Table 1.
Source and properties of Lactococcus lactis subsp. lactis strains used in this work.
Strain-code | Source and properties | Reference | Lcn972 MIC1 (AU/ml) | Growth rate2 (h-1) |
---|---|---|---|---|
L. lactis L81 | Commercial mesophilic starter. Acidifying strain | CHCC collection | 10 | 0.69 ± 0.10 |
L81-D1 | Resistant to Lcn972 | This work | 80 | 0.83 ± 0.04∗ |
L81-E2 | Resistant to Lcn972 | This work | 320 | 0.79 ± 0.01 |
L. lactis L62 | Commercial mesophilic starter. Acidifying strain | CHCC collection | 10 | 0.84 ± 0.01 |
L62-C9 | Resistant to Lcn972 | This work | 320 | 0.89 ± 0.04 |
L62-G9 | Resistant to Lcn972 | This work | 80 | 0.80 ± 0.02 |
L. lactis L98 | Bioprotective culture.

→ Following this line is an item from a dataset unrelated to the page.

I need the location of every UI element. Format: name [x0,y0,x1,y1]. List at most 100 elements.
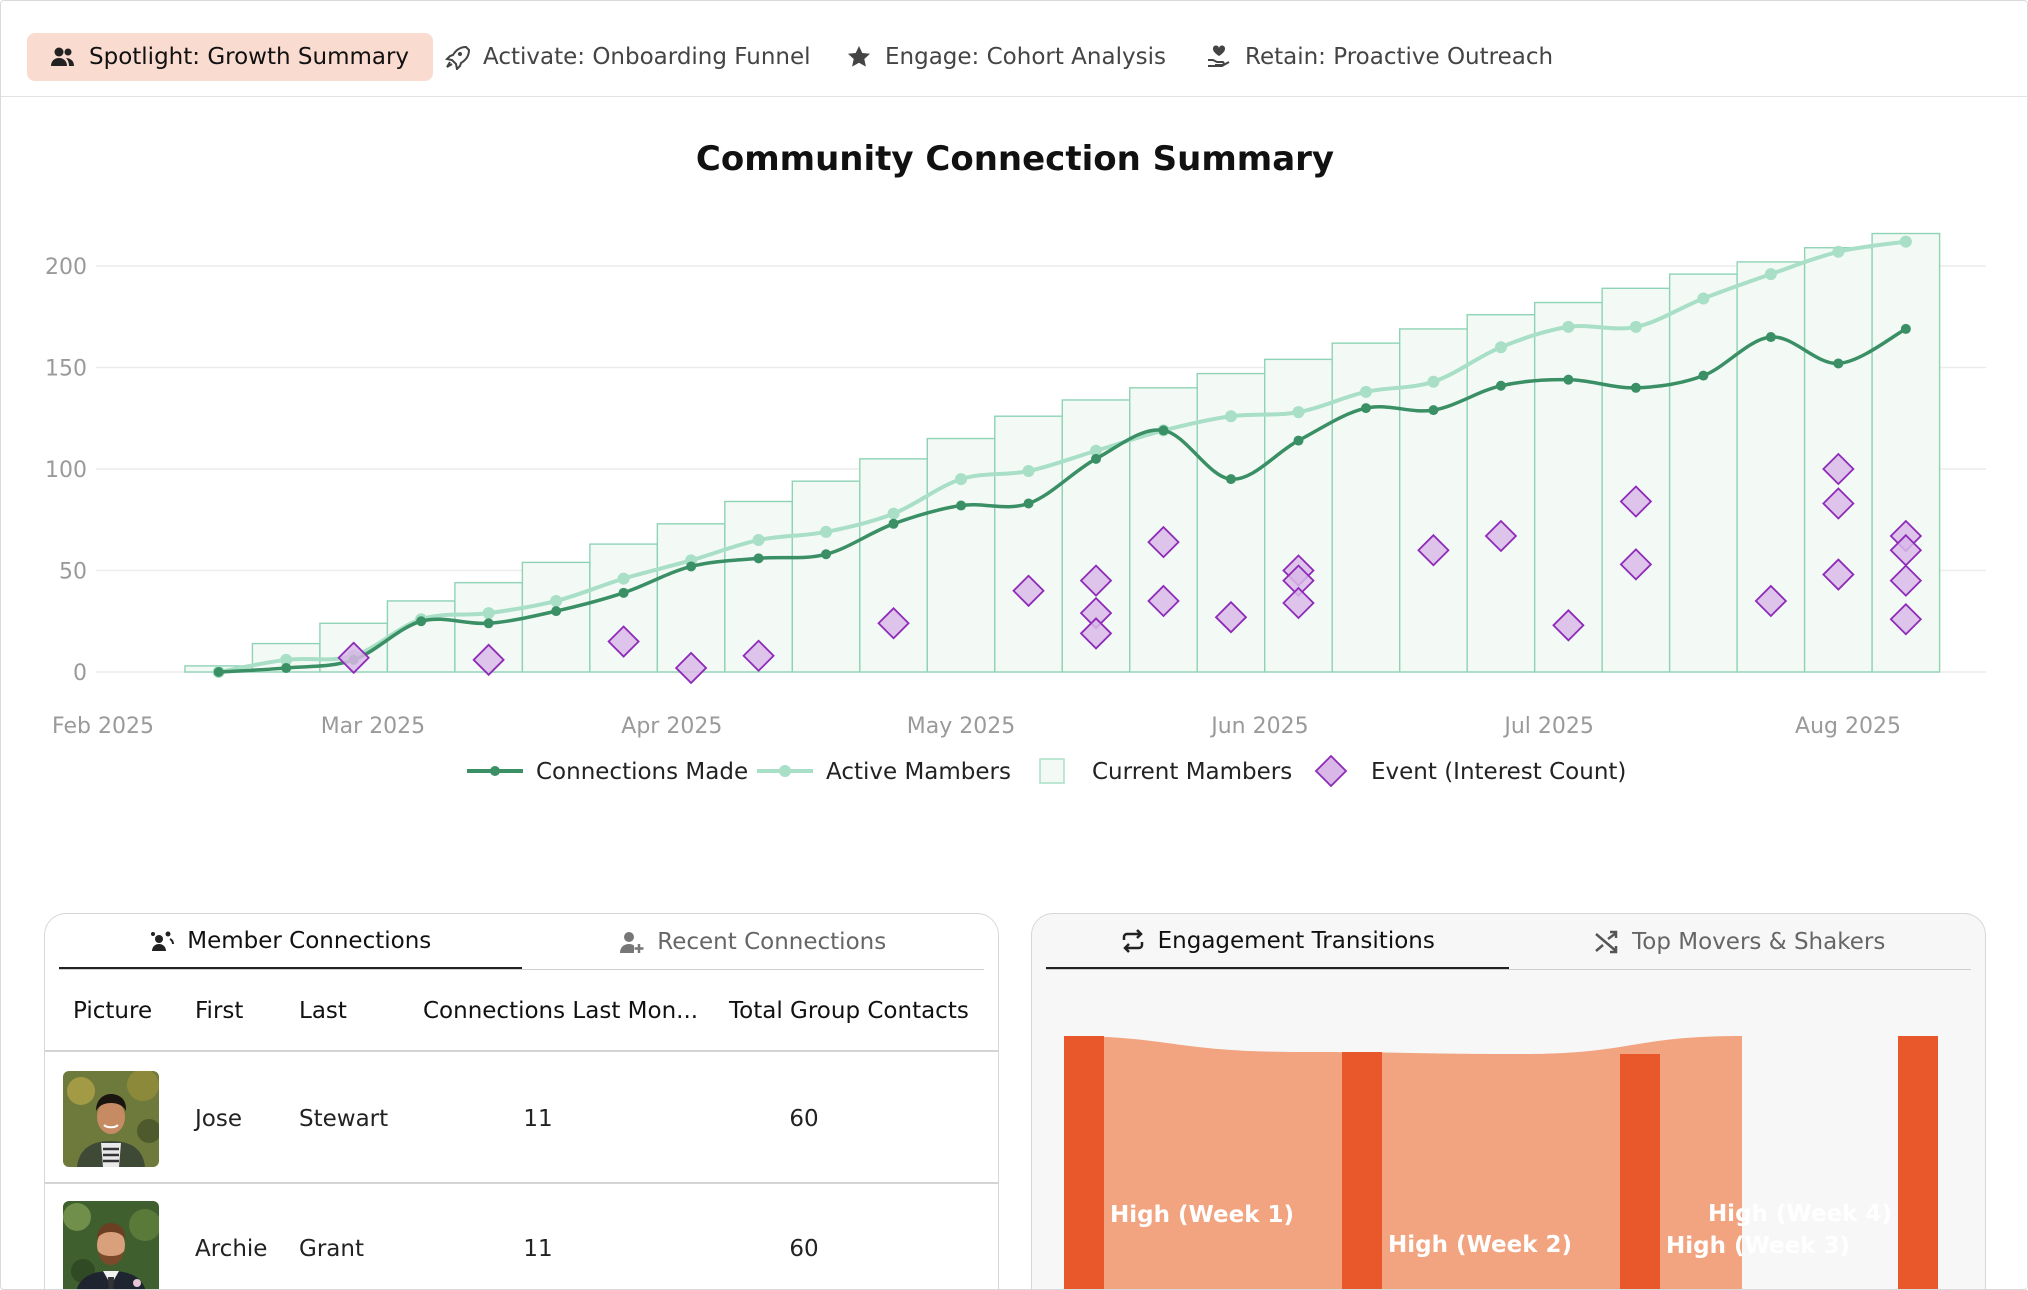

Nisin A producer | CHCC collection | 40 | 0.95 ± 0.01 |
L98-C1 | Resistant to Lcn972 | This work | 160 | 0.90 ± 0.04∗ |
L98-E2 | Resistant to Lcn972 | This work | 160 | 0.81 ± 0.09∗ |
L. lactis IPLA517 | Raw milk cheese, nisin Z producer | Martínez et al., 1995 | 10 | 0.95 ± 0.01 |
517-B5 | Resistant to Lcn972 | This work | 320 | 0.74 ± 0.06 |
517-C6 | Resistant to Lcn972 | This work | 160 | 0.82 ± 0.16 |
L. lactis IPLA641 | Raw milk cheese, nisin Z producer | Martínez et al., 1995 | 10 | 0.98 ± 0.09 |
641-C8 | Resistant to Lcn972 | This work | 80 | 0.87 ± 0.09 |
641-D8 | Resistant to Lcn972 | This work | 160 | 0.79 ± 0.01 |
L. lactis IPLA729 | Raw milk cheese, nisin Z producer | Martínez et al., 1995 | 10 | 1.08 ± 0.04 |
729-D10 | Resistant to Lcn972 | This work | 160 | 0.97 ± 0.00 |
729-F9 | Resistant to Lcn972 | This work | 160 | 0.90 ± 0.03∗ |
L. lactis IPLA1064 | Raw milk cheese, nisin Z producer | Martínez et al., 1995 | 10 | 0.97 ± 0.00 |
1064-C11 | Resistant to Lcn972 | This work | 160 | 0.81 ± 0.01 |
1064-E11 | Resistant to Lcn972 | This work | 160 | 0.78 |
1MIC, Minimal Inhibitory Concentration. AU, Arbitrary Units.
2Growth rate in LM17 broth at 30°C. Results are the mean ± standard deviation (n = 2).
∗Statistically different (p < 0.05) compared to the equivalent wild-type strain.